A Call from Pandemic-Stricken New York
Illustration of a cytokine release.
In February, Prof. Kaempfer received a phone call from a large New York hospital, asking for his molecules in order to treat severely ill COVID-19 patients suffering from pulmonary cytokine storms, which closely resemble those resulting from superantigen toxins or bacteria. Yet he couldn’t just go to the post office and send a package of un-approved molecules.

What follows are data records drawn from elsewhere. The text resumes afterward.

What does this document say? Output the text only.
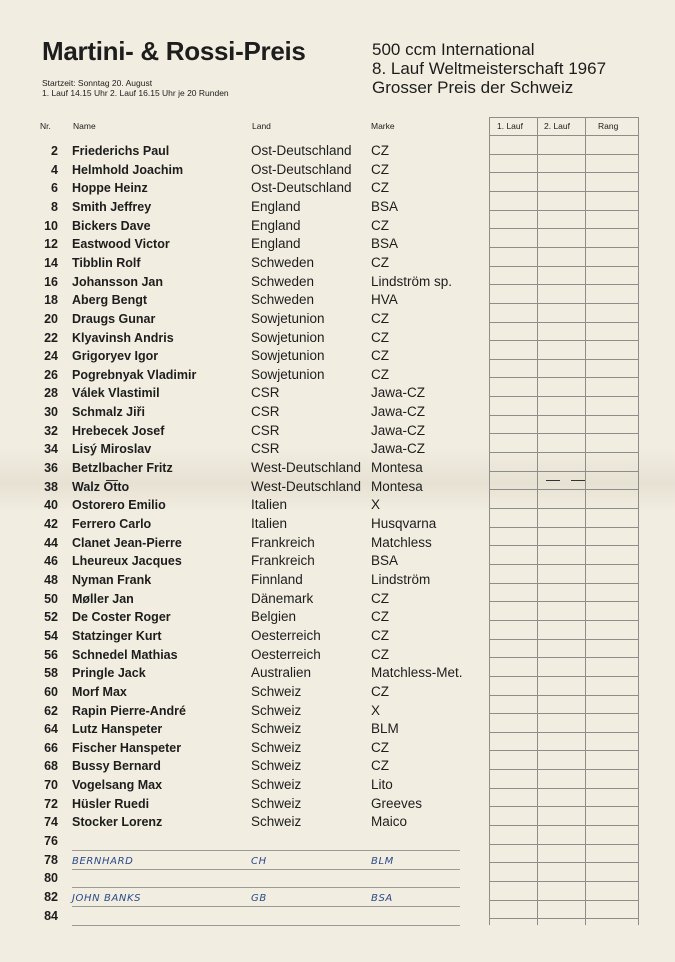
Martini- & Rossi-Preis
Startzeit: Sonntag 20. August
1. Lauf 14.15 Uhr 2. Lauf 16.15 Uhr je 20 Runden
500 ccm International
8. Lauf Weltmeisterschaft 1967
Grosser Preis der Schweiz
Nr.	Name	Land	Marke	1. Lauf 2. Lauf	Rang
2 Friederichs Paul	Ost-Deutschland CZ
4 Helmhold Joachim	Ost-Deutschland CZ
6 Hoppe Heinz	Ost-Deutschland CZ
8 Smith Jeffrey	England	BSA
10 Bickers Dave	England	CZ
12 Eastwood Victor	England	BSA
14 Tibblin Rolf	Schweden	CZ
16 Johansson Jan	Schweden	Lindström sp.
18 Aberg Bengt	Schweden	HVA
20 Draugs Gunar	Sowjetunion	CZ
22 Klyavinsh Andris	Sowjetunion	CZ
24 Grigoryev Igor	Sowjetunion	CZ
26 Pogrebnyak Vladimir	Sowjetunion	CZ
28 Válek Vlastimil	CSR	Jawa-CZ
30 Schmalz Jiři	CSR	Jawa-CZ
32 Hrebecek Josef	CSR	Jawa-CZ
34 Lisý Miroslav	CSR	Jawa-CZ
36 Betzlbacher Fritz	West-Deutschland Montesa
38 Walz Otto	West-Deutschland Montesa
40 Ostorero Emilio	Italien	X
42 Ferrero Carlo	Italien	Husqvarna
44 Clanet Jean-Pierre	Frankreich	Matchless
46 Lheureux Jacques	Frankreich	BSA
48 Nyman Frank	Finnland	Lindström
50 Møller Jan	Dänemark	CZ
52 De Coster Roger	Belgien	CZ
54 Statzinger Kurt	Oesterreich	CZ
56 Schnedel Mathias	Oesterreich	CZ
58 Pringle Jack	Australien	Matchless-Met.
60 Morf Max	Schweiz	CZ
62 Rapin Pierre-André	Schweiz	X
64 Lutz Hanspeter	Schweiz	BLM
66 Fischer Hanspeter	Schweiz	CZ
68 Bussy Bernard	Schweiz	CZ
70 Vogelsang Max	Schweiz	Lito
72 Hüsler Ruedi	Schweiz	Greeves
74 Stocker Lorenz	Schweiz	Maico
76
78 BERNHARD	CH	BLM
80
82 JOHN BANKS	GB	BSA
84
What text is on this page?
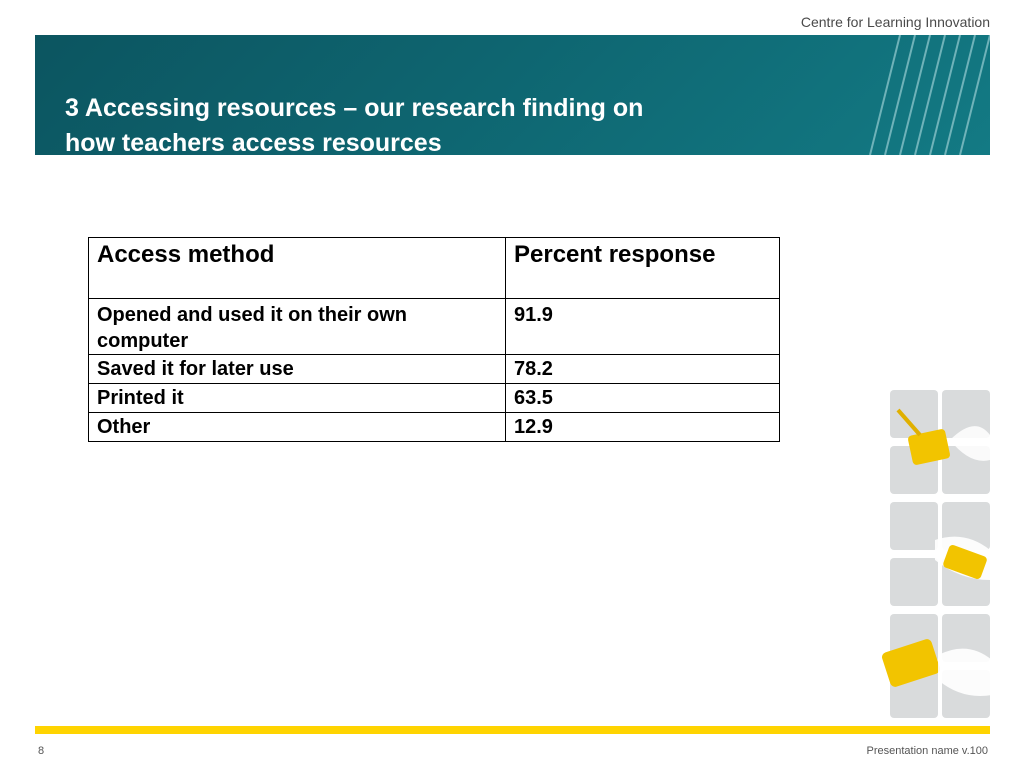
Centre for Learning Innovation
3 Accessing resources – our research finding on
how teachers access resources
Access method	Percent response
Opened and used it on their own computer	91.9
Saved it for later use	78.2
Printed it	63.5
Other	12.9
8	Presentation name v.100
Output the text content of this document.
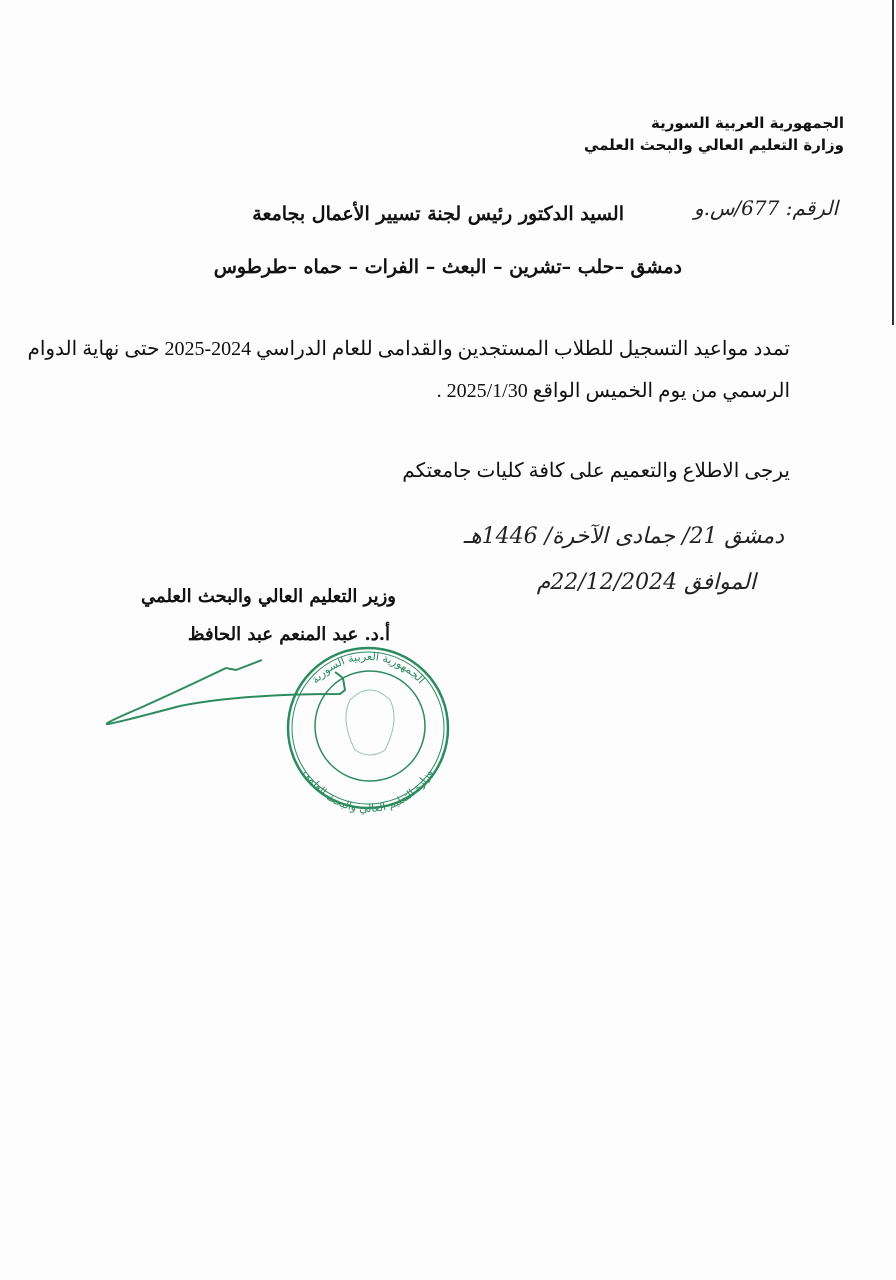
الجمهورية العربية السورية
وزارة التعليم العالي والبحث العلمي
الرقم: 677/س.و
السيد الدكتور رئيس لجنة تسيير الأعمال بجامعة
دمشق –حلب –تشرين – البعث – الفرات – حماه –طرطوس
تمدد مواعيد التسجيل للطلاب المستجدين والقدامى للعام الدراسي 2024-2025 حتى نهاية الدوام
الرسمي من يوم الخميس الواقع 2025/1/30 .
يرجى الاطلاع والتعميم على كافة كليات جامعتكم
دمشق 21/ جمادى الآخرة/ 1446هـ
الموافق 22/12/2024م
وزير التعليم العالي والبحث العلمي
أ.د. عبد المنعم عبد الحافظ
الجمهورية العربية السورية
وزارة التعليم العالي والبحث العلمي
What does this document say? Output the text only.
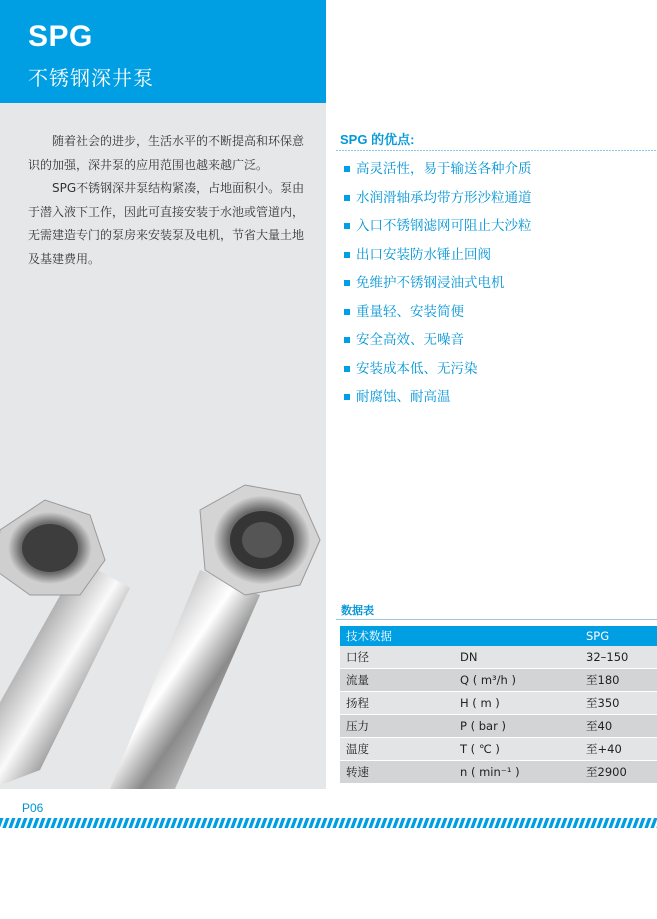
SPG
不锈钢深井泵

随着社会的进步，生活水平的不断提高和环保意识的加强，深井泵的应用范围也越来越广泛。

SPG不锈钢深井泵结构紧凑，占地面积小。泵由于潜入液下工作，因此可直接安装于水池或管道内，无需建造专门的泵房来安装泵及电机，节省大量土地及基建费用。

SPG 的优点:
高灵活性，易于输送各种介质
水润滑轴承均带方形沙粒通道
入口不锈钢滤网可阻止大沙粒
出口安装防水锤止回阀
免维护不锈钢浸油式电机
重量轻、安装简便
安全高效、无噪音
安装成本低、无污染
耐腐蚀、耐高温
数据表
技术数据		SPG
口径	DN	32–150
流量	Q ( m³/h )	至180
扬程	H ( m )	至350
压力	P ( bar )	至40
温度	T ( ℃ )	至+40
转速	n ( min⁻¹ )	至2900
P06
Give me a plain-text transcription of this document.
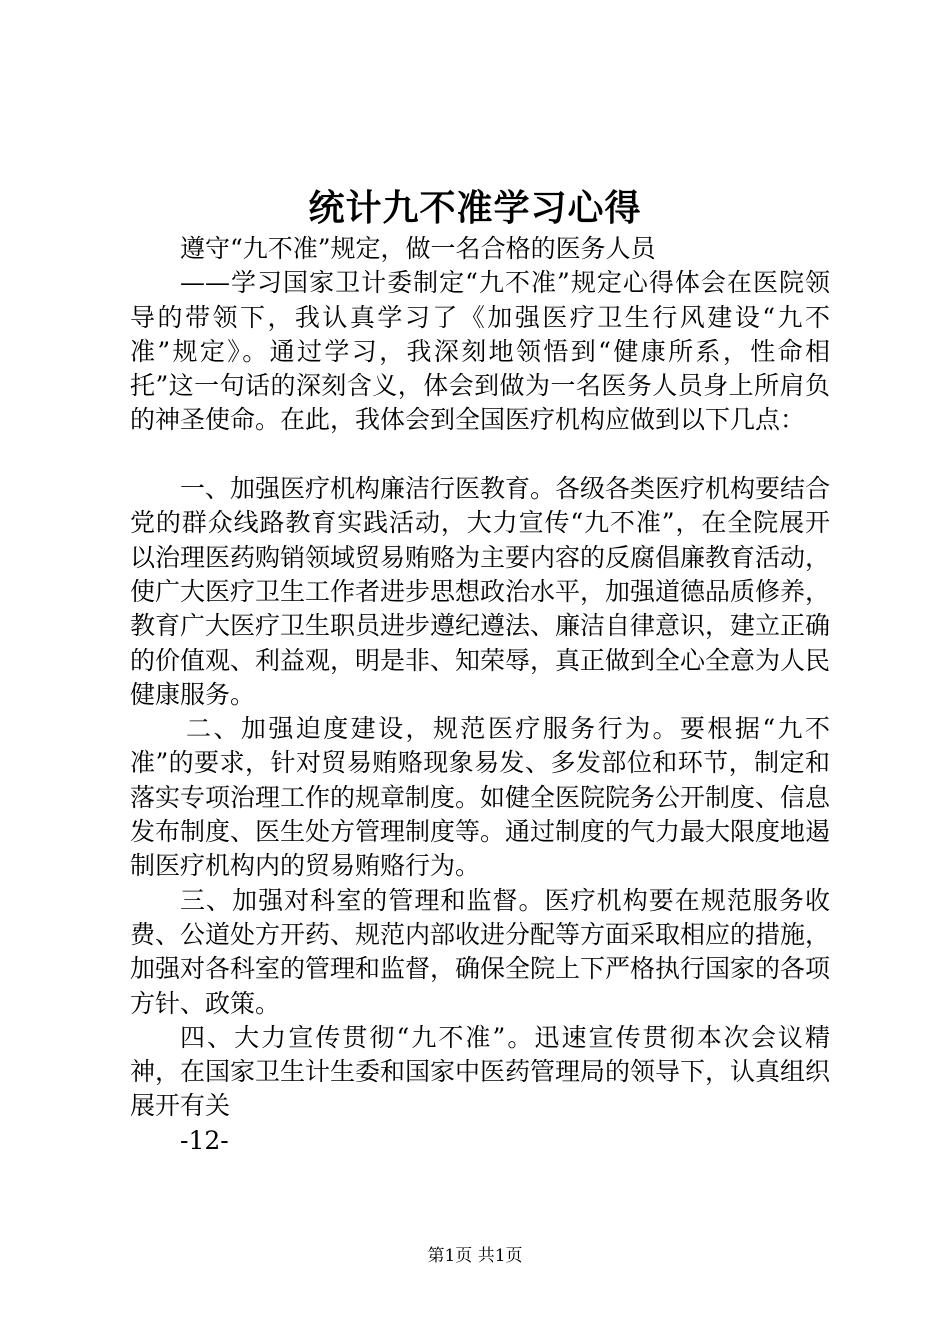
统计九不准学习心得

遵守“九不准”规定，做一名合格的医务人员

——学习国家卫计委制定“九不准”规定心得体会在医院领导的带领下，我认真学习了《加强医疗卫生行风建设“九不准”规定》。通过学习，我深刻地领悟到“健康所系，性命相托”这一句话的深刻含义，体会到做为一名医务人员身上所肩负的神圣使命。在此，我体会到全国医疗机构应做到以下几点：

一、加强医疗机构廉洁行医教育。各级各类医疗机构要结合党的群众线路教育实践活动，大力宣传“九不准”，在全院展开以治理医药购销领域贸易贿赂为主要内容的反腐倡廉教育活动，使广大医疗卫生工作者进步思想政治水平，加强道德品质修养，教育广大医疗卫生职员进步遵纪遵法、廉洁自律意识，建立正确的价值观、利益观，明是非、知荣辱，真正做到全心全意为人民健康服务。

二、加强迫度建设，规范医疗服务行为。要根据“九不准”的要求，针对贸易贿赂现象易发、多发部位和环节，制定和落实专项治理工作的规章制度。如健全医院院务公开制度、信息发布制度、医生处方管理制度等。通过制度的气力最大限度地遏制医疗机构内的贸易贿赂行为。

三、加强对科室的管理和监督。医疗机构要在规范服务收费、公道处方开药、规范内部收进分配等方面采取相应的措施，加强对各科室的管理和监督，确保全院上下严格执行国家的各项方针、政策。

四、大力宣传贯彻“九不准”。迅速宣传贯彻本次会议精神，在国家卫生计生委和国家中医药管理局的领导下，认真组织展开有关

-12-

第1页 共1页
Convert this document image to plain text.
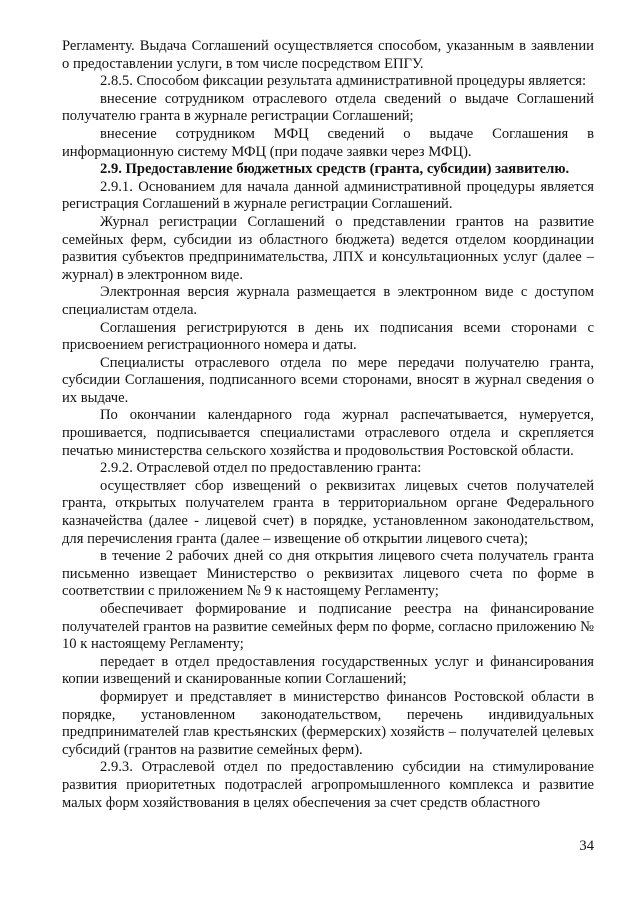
Регламенту. Выдача Соглашений осуществляется способом, указанным в заявлении о предоставлении услуги, в том числе посредством ЕПГУ.

2.8.5. Способом фиксации результата административной процедуры является:

внесение сотрудником отраслевого отдела сведений о выдаче Соглашений получателю гранта в журнале регистрации Соглашений;

внесение сотрудником МФЦ сведений о выдаче Соглашения в информационную систему МФЦ (при подаче заявки через МФЦ).

2.9. Предоставление бюджетных средств (гранта, субсидии) заявителю.

2.9.1. Основанием для начала данной административной процедуры является регистрация Соглашений в журнале регистрации Соглашений.

Журнал регистрации Соглашений о представлении грантов на развитие семейных ферм, субсидии из областного бюджета) ведется отделом координации развития субъектов предпринимательства, ЛПХ и консультационных услуг (далее – журнал) в электронном виде.

Электронная версия журнала размещается в электронном виде с доступом специалистам отдела.

Соглашения регистрируются в день их подписания всеми сторонами с присвоением регистрационного номера и даты.

Специалисты отраслевого отдела по мере передачи получателю гранта, субсидии Соглашения, подписанного всеми сторонами, вносят в журнал сведения о их выдаче.

По окончании календарного года журнал распечатывается, нумеруется, прошивается, подписывается специалистами отраслевого отдела и скрепляется печатью министерства сельского хозяйства и продовольствия Ростовской области.

2.9.2. Отраслевой отдел по предоставлению гранта:

осуществляет сбор извещений о реквизитах лицевых счетов получателей гранта, открытых получателем гранта в территориальном органе Федерального казначейства (далее - лицевой счет) в порядке, установленном законодательством, для перечисления гранта (далее – извещение об открытии лицевого счета);

в течение 2 рабочих дней со дня открытия лицевого счета получатель гранта письменно извещает Министерство о реквизитах лицевого счета по форме в соответствии с приложением № 9 к настоящему Регламенту;

обеспечивает формирование и подписание реестра на финансирование получателей грантов на развитие семейных ферм по форме, согласно приложению № 10 к настоящему Регламенту;

передает в отдел предоставления государственных услуг и финансирования копии извещений и сканированные копии Соглашений;

формирует и представляет в министерство финансов Ростовской области в порядке, установленном законодательством, перечень индивидуальных предпринимателей глав крестьянских (фермерских) хозяйств – получателей целевых субсидий (грантов на развитие семейных ферм).

2.9.3. Отраслевой отдел по предоставлению субсидии на стимулирование развития приоритетных подотраслей агропромышленного комплекса и развитие малых форм хозяйствования в целях обеспечения за счет средств областного

34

With no end to the pandemic in sight, Prof. Kaempfer is hopeful that his FDA application will soon be successful. Although his application specifies the first molecule be used to combat necrotizing soft tissue infection, once approved it can be used in controlled trials on COVID-19 patients. This is especially pertinent, as many COVID-19 fatalities are due to cytokine storm. In addition, recovered patients often continue to suffer from varying degrees of multi-organ failure, also due to Coronavirus-induced inflammation.
Throughout the pandemic, Prof. Kaempfer’s lab has been running non-stop, including during the countrywide lockdown and holidays, testing his molecules against viral and cellular components, released once the coronavirus kills infected cells, that over-activate human immune cells and evoke a cytokine storm. His entire career has prepared him for this moment: his groundbreaking research has the potential to save millions of lives worldwide, and he cannot afford to take a single day – or minute – off.
“My lab has been very lucky – if you define luck as the result of decades of hard work. One of my passions is ’survival science’ – applying my scientific knowledge, encompassing chemistry and microbiology, to creating a better world.”